第一个flink application

官网参考：https://ci.apache.org/projects/flink/flink-docs-release-1.10/#api-references

导入maven依赖

需要注意的是，如果使用scala写程序，导入的依赖跟java是不一样的

Maven Dependencies

You can add the following dependencies to your pom.xml to include Apache Flink in your project. These dependencies include a local execution environment and thus support local testing.

Scala API: To use the Scala API, replace the flink-java artifact id with flink-scala_2. and flink-streaming-java_2. with flink-streaming-scala_2..

<dependency>

  <groupId>org.apache.flink</groupId>

  <artifactId>flink-java</artifactId>

  <version>1.8.</version>

</dependency>

<dependency>

  <groupId>org.apache.flink</groupId>

  <artifactId>flink-streaming-java_2.</artifactId>

  <version>1.8.</version>

</dependency>

<dependency>

  <groupId>org.apache.flink</groupId>

  <artifactId>flink-clients_2.</artifactId>

  <version>1.8.</version>

</dependency>

批处理wordcount示例（DataSet API）

import org.apache.flink.api.common.functions.FlatMapFunction;

import org.apache.flink.api.java.DataSet;

import org.apache.flink.api.java.ExecutionEnvironment;

import org.apache.flink.api.java.tuple.Tuple2;

import org.apache.flink.util.Collector;

public class WordCount {

    // 批量处理示例代码

    public static void main(String[] args) throws Exception {

        String inputPath = "E:\\flink\\words.txt";

        String outputPath = "E:\\flink\\result";

        //获取运行环境

        ExecutionEnvironment env = ExecutionEnvironment.getExecutionEnvironment();

        //读取文件

        DataSet<String> text = env.readTextFile(inputPath);

        DataSet<Tuple2<String, Integer>> counts =

                // split up the lines in pairs (2-tuples) containing: (word,1)

                text.flatMap(new Tokenizer())

                        // group by the tuple field "0" and sum up tuple field "1"

                        .groupBy(0) //以tuple的第一个字段分组

                        .sum(1);//以tuple的第二个字段计算总和

        //setParallelism来设置并行度，类似spark。

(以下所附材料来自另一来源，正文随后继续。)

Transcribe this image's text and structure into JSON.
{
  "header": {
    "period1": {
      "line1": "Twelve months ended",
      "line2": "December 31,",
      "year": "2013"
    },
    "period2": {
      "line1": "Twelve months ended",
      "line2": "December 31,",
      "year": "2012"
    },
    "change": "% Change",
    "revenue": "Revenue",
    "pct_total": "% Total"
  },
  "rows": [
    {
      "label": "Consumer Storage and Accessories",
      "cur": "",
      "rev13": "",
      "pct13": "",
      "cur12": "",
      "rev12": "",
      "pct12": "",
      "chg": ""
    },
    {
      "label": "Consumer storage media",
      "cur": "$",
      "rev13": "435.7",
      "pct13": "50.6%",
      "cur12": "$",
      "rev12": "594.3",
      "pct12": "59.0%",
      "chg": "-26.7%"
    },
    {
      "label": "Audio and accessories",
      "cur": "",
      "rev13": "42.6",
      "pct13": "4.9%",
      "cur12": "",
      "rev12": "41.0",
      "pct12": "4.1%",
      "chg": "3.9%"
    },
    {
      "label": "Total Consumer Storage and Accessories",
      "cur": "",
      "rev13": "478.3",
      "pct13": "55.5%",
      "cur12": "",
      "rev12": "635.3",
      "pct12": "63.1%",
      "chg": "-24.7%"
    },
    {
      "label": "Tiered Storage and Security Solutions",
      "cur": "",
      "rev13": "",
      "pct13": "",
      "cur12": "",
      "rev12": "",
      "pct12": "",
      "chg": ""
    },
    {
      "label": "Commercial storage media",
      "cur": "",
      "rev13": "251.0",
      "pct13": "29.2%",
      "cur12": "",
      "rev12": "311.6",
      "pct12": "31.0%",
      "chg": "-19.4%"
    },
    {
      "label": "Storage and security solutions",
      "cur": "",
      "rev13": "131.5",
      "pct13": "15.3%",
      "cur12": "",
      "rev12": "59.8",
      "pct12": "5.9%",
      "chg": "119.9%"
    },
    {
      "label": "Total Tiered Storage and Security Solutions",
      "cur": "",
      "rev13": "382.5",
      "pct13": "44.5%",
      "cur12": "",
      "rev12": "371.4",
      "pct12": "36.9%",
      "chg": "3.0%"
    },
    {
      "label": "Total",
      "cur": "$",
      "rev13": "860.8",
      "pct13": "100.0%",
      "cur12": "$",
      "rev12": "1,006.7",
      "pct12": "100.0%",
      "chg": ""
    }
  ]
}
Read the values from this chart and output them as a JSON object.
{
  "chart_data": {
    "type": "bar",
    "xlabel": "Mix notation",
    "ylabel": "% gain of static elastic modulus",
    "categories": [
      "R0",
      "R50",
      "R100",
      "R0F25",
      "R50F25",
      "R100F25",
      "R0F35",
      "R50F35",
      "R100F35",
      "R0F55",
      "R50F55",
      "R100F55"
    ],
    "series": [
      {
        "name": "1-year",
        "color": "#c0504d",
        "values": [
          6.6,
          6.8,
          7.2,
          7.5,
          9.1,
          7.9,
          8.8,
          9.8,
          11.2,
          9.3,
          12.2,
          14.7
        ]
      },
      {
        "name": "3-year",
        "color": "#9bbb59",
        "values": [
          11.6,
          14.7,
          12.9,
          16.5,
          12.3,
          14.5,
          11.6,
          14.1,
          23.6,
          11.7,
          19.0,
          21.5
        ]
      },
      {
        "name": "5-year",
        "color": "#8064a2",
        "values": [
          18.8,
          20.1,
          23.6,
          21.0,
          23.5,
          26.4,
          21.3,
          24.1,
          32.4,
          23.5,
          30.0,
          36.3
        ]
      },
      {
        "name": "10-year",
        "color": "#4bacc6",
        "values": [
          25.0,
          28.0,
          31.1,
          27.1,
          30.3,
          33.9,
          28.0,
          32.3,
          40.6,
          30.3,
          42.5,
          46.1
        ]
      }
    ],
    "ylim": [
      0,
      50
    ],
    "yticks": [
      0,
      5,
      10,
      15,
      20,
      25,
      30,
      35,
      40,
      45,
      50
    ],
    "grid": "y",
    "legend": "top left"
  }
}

如果不设置并行度，将以多线程的形式输出，生成多个文件

        counts.writeAsCsv(outputPath, "\n", " ").setParallelism(1);

        env.execute("Batch WordCount Example");

    }

    // 自定义函数，也可以不在这里自定义，直接卸载上面flatMap()中也可以

    public static class Tokenizer implements FlatMapFunction<String, Tuple2<String, Integer>> {

        @Override

        public void flatMap(String value, Collector<Tuple2<String, Integer>> out) {

            // normalize and split the line

            String[] tokens = value.toLowerCase().split(",");

            for (String token : tokens) {

                if (token.length() > 0) {

                    //包装成tuple2

                    out.collect(new Tuple2<String, Integer>(token, 1));

                }

            }

        }

    }

}

流式处理wordcount示例（DataStream API）

import org.apache.flink.api.common.functions.FlatMapFunction;

import org.apache.flink.api.java.utils.ParameterTool;

import org.apache.flink.streaming.api.datastream.DataStream;

import org.apache.flink.streaming.api.datastream.DataStreamSource;

import org.apache.flink.streaming.api.environment.StreamExecutionEnvironment;

import org.apache.flink.streaming.api.windowing.time.Time;

import org.apache.flink.util.Collector;

/**

 *  滑动窗口计算

 * 通过socket模拟产生单词数据

 * flink对数据进行统计计算

 */

public class SocketWindowWordCount {

    public static void main(String[] args) throws Exception {

        //获取socket的端口号

        int port;

        try {

            ParameterTool parameterTool = ParameterTool.fromArgs(args);

            port = parameterTool.getInt("port");

        }catch (Exception e){

            System.out.println("No port set. use default port 9000");

            port = 9999;

        }

        //获取运行环境

        StreamExecutionEnvironment env = StreamExecutionEnvironment.getExecutionEnvironment();

        String hostname = "master01.hadoop.mobile.cn";

        String delimiter = "\n";

        DataStreamSource<String> text  = env.socketTextStream(hostname, port, delimiter);

        //跟spark一样，使用flatmap算子来操作

        //输入数据为string类型，输出为自定义的WordWithCount类型对象

        DataStream<WordWithCount> windowCounts = text.flatMap(new FlatMapFunction<String, WordWithCount>() {

            public void flatMap(String value, Collector<WordWithCount> out) throws Exception {

                String[] splits = value.split(" ");

                for (String word : splits) {

                    out.collect(new WordWithCount(word, 1L));

                }

            }

        }).keyBy("word")

                .timeWindow(Time.seconds(10), Time.seconds(5))//指定时间窗口大小为10秒，指定时间间隔为5秒

                //每隔1秒统计前2秒的数据

                .sum("count");

        //把数据打印到控制台并且设置并行度

        windowCounts.print().setParallelism(1);

        System.out.println(System.currentTimeMillis());

        env.execute("Socket window count");

    }

    public static class WordWithCount{

        public String word;

        public long count;

        public  WordWithCount(){}

        public WordWithCount(String word,long count){

            this.word = word;

            this.count = count;

        }

        @Override

        public String toString() {

            return "WordWithCount{" +

                    "word='" + word + '\'' +

                    ", count=" + count +

                    '}';

        }

    }

}

关于keyby算子：

    /**

     * Partitions the operator state of a {@link DataStream} using field expressions.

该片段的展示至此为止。